Myth-Busting: Time Drives Costs

Myth-Busting: Time Drives Costs

A few years ago I was working with a software company its lean transformation.  During a training session someone made the statement that they must charge higher prices to their new clients for training because their training costs are higher. I opened up a discussion on that statement and the general consensus was “it takes us longer to train our new clients on our software that the competition.”

I raised the point that the software company’s  training costs are fixed – based on the number of trainers they have on staff. I  then facilitated a quick “5-Why” exercise and the primary root cause of why their training takes longer was the complexity of their software.

The thinking inside this software company was the longer it takes to perform the training, the higher the costs for the software company. This is the same thinking that exists in manufacturing – the longer it takes to produce a product, the higher its costs.

The root cause of this thinking is based on traditional cost allocation methods, whether it be allocating training costs to a software implementation project, to a complex tax return in an accounting firm or to a product being manufactured.

Under this thinking, each business would seek to reduce the time it takes to process the products/services to “reduce” costs. Or prices would be adjusted to “cover” the additional costs.

In Lean Accounting, we want to stop allocating costs based on time because it just isn’t really an accurate way to understand costs. In order to make this transition, financial thinking in an organization needs to change.

  1. Processing time creates value: Lean companies recognize that the time to produce a product or service is based on the value-added processing time (e.g. cycle time). Typically, the more value that needs to be created, the more time it will take resources (people and/or machines) to create the product or deliver the service.
  2. Waste adds to costs: any of the 7 wastes of lean adds costs to the business as well as increasing lead times to produce products or services. Some costs may be direct,  such as poor quality in manufacturing increases material costs. Other costs are less direct – a company hires more people than necessary because waste exists in the processes. 
  3. Lean companies also recognize that the cost of the resources, to the business, is typically fixed.
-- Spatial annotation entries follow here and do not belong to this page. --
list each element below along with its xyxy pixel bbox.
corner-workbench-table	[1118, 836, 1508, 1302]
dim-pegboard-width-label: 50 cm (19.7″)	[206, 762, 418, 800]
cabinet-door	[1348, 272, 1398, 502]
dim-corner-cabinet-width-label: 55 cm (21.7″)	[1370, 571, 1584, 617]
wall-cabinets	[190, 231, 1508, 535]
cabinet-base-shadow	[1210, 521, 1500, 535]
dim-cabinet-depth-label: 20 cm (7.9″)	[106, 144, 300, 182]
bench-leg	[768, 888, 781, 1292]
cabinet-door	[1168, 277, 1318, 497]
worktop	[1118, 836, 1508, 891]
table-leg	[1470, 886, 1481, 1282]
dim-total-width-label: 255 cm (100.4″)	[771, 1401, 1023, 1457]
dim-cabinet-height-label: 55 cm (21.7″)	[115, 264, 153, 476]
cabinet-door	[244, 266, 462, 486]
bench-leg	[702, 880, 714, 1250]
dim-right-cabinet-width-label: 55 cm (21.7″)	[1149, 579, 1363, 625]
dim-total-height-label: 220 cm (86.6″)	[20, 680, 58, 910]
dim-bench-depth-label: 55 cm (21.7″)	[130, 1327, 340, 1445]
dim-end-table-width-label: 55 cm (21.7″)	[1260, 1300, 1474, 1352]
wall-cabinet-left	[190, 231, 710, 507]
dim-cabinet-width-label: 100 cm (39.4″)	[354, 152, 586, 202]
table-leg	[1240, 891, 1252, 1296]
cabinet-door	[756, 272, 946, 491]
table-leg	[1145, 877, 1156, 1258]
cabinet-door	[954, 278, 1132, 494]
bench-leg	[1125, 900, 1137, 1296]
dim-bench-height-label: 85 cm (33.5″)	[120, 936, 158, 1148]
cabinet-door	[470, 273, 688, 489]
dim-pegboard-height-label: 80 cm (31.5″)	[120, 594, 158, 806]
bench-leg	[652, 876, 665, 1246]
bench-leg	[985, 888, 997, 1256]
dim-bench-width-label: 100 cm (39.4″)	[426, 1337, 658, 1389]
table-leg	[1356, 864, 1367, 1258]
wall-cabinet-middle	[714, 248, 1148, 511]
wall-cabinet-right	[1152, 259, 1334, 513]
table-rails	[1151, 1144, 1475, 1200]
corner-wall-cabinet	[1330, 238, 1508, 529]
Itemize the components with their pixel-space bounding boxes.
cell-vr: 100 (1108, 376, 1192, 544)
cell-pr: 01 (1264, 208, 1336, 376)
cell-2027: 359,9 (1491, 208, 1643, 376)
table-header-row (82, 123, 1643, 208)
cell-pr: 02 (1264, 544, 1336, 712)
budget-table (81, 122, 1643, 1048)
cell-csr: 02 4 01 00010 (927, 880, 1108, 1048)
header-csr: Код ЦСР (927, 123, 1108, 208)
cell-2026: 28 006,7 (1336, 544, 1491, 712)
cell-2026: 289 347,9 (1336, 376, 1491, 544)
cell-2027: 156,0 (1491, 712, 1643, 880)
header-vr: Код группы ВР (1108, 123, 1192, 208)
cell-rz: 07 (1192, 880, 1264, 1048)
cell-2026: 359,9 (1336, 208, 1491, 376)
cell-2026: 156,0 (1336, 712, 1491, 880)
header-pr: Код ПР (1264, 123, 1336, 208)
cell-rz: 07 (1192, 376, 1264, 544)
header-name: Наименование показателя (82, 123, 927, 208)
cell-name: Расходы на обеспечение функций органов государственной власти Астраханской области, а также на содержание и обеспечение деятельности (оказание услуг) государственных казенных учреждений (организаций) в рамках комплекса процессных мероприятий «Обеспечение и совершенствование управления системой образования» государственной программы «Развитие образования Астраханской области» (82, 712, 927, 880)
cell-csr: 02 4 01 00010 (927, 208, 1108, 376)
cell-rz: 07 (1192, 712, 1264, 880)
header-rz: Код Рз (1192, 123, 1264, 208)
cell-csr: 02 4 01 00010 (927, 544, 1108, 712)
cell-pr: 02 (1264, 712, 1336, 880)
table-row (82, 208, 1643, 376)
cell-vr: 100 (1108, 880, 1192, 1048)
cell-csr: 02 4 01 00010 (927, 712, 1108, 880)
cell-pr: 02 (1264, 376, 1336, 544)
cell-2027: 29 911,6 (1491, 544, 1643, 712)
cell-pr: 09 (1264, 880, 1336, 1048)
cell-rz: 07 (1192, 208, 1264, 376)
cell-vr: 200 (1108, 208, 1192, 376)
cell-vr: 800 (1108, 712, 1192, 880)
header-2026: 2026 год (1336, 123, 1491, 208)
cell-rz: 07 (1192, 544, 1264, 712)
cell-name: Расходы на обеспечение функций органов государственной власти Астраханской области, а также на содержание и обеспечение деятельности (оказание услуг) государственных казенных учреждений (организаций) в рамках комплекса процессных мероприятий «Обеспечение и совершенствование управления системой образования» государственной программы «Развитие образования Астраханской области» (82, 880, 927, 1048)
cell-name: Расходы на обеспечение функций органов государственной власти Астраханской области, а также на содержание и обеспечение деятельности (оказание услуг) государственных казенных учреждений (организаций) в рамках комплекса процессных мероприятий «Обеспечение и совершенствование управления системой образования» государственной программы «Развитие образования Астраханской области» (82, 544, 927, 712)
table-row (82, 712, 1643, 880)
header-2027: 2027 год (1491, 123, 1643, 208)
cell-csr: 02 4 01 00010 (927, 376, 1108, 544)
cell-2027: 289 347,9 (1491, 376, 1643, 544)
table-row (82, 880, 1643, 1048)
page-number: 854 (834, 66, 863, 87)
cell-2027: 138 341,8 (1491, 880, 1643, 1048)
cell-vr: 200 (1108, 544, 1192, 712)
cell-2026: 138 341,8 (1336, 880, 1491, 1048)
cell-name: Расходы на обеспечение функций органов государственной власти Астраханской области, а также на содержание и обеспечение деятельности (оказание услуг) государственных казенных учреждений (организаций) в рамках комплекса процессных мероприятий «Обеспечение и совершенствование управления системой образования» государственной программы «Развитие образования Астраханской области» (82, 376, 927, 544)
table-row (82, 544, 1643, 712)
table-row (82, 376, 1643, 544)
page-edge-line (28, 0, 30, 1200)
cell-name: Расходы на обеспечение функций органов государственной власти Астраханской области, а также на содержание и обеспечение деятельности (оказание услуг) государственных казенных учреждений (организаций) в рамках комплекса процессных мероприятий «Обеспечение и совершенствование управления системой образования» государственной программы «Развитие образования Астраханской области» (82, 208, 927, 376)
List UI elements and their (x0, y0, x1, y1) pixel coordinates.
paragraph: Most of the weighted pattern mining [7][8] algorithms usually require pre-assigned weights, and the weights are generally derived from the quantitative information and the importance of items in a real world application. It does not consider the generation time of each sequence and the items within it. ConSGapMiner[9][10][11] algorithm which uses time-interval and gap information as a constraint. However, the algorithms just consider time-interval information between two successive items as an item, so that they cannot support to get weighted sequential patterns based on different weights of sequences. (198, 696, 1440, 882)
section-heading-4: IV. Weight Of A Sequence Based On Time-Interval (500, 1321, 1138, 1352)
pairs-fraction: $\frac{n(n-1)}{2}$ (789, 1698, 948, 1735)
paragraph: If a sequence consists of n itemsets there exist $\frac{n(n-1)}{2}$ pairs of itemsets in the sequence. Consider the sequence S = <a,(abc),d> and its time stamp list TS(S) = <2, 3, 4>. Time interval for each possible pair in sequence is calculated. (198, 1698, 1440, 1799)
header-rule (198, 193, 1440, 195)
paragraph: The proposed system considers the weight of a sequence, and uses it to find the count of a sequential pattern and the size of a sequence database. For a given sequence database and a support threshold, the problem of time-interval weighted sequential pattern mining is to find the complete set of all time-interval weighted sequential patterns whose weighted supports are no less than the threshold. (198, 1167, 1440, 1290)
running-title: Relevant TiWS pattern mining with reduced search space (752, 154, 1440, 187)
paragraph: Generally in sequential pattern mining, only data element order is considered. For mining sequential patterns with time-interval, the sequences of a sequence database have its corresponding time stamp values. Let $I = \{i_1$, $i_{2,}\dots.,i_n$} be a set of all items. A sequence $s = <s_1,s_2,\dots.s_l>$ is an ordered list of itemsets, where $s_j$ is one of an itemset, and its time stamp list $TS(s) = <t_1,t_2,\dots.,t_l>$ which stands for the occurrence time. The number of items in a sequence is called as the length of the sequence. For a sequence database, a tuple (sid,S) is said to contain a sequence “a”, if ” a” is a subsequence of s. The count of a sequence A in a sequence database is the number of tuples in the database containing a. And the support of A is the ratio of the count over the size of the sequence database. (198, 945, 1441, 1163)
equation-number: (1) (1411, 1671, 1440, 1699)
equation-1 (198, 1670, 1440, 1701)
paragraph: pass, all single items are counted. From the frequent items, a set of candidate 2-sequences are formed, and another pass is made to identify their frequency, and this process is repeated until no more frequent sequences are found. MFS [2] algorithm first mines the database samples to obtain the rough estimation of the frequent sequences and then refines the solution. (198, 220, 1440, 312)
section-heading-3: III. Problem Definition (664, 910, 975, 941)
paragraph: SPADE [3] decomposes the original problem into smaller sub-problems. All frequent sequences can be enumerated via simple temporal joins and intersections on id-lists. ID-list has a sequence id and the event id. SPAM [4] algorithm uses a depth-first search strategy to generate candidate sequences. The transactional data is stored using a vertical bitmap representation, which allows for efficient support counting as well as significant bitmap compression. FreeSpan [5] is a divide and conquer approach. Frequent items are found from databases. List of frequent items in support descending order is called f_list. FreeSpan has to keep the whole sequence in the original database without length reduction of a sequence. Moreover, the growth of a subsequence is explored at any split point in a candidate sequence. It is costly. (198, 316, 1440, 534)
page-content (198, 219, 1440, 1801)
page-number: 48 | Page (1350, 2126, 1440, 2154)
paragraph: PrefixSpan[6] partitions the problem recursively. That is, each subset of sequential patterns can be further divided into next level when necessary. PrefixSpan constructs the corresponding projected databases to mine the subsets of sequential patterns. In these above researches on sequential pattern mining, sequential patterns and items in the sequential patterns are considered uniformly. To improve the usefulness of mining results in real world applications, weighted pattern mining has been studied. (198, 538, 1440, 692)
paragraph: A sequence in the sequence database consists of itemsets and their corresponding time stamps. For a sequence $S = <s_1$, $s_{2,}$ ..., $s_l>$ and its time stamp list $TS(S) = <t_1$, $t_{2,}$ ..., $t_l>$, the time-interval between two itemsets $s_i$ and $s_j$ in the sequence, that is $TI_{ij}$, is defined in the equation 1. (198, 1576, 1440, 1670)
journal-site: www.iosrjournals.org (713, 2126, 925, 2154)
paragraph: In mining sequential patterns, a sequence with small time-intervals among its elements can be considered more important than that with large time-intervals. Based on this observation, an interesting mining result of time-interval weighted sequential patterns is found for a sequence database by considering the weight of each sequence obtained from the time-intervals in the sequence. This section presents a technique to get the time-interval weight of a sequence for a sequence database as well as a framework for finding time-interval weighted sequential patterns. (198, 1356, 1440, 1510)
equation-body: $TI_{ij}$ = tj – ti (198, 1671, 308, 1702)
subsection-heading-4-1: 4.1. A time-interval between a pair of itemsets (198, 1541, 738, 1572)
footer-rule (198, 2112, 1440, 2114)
This means the business will incur these costs on a regular basis regardless of time spent of individual products or services. Lean companies make cost decisions based on long-term trends rather than which work must get completed today. 

Lean Financial Thinking – Labor Costs

Labor costs are fixed based on how many people are employed. Companies hire more people based on total demand projections. Full-time, hourly employees work a 40-hour week, regardless of demand. Yes, a company may have temporary or part-time workers that they can bring in or send home based on demand, but usually these are not the primary workforce.

Measuring the waste in a process and understanding the capacity of a process is what will control labor costs. Employment of continuous improvement and other lean practices eliminates waste, improves capacity and creates time. This time is then applied to value-added activities, which improves productivity and prevents lean organizations from having to hire additional people.

Lean organizations consider their employees to be their most important asset, which is counter to how employee cost is shown on the financial statements – as an operating expense. The second most important asset of a lean organization is time, which does not appear anywhere on financial statements.

Lean organizations develop employees’ thinking so on a daily basis they become experts in the difference between value added activities and waste and have the skills to eliminate the waste on a daily basis. This work is done through observation and daily performance measurements. 

Cost allocation systems, which are primarily used by managers, really work in direct conflict with daily improvement activities and measures. It’s important for the financial leadership of every lean organization to eliminate the use of cost allocation methods.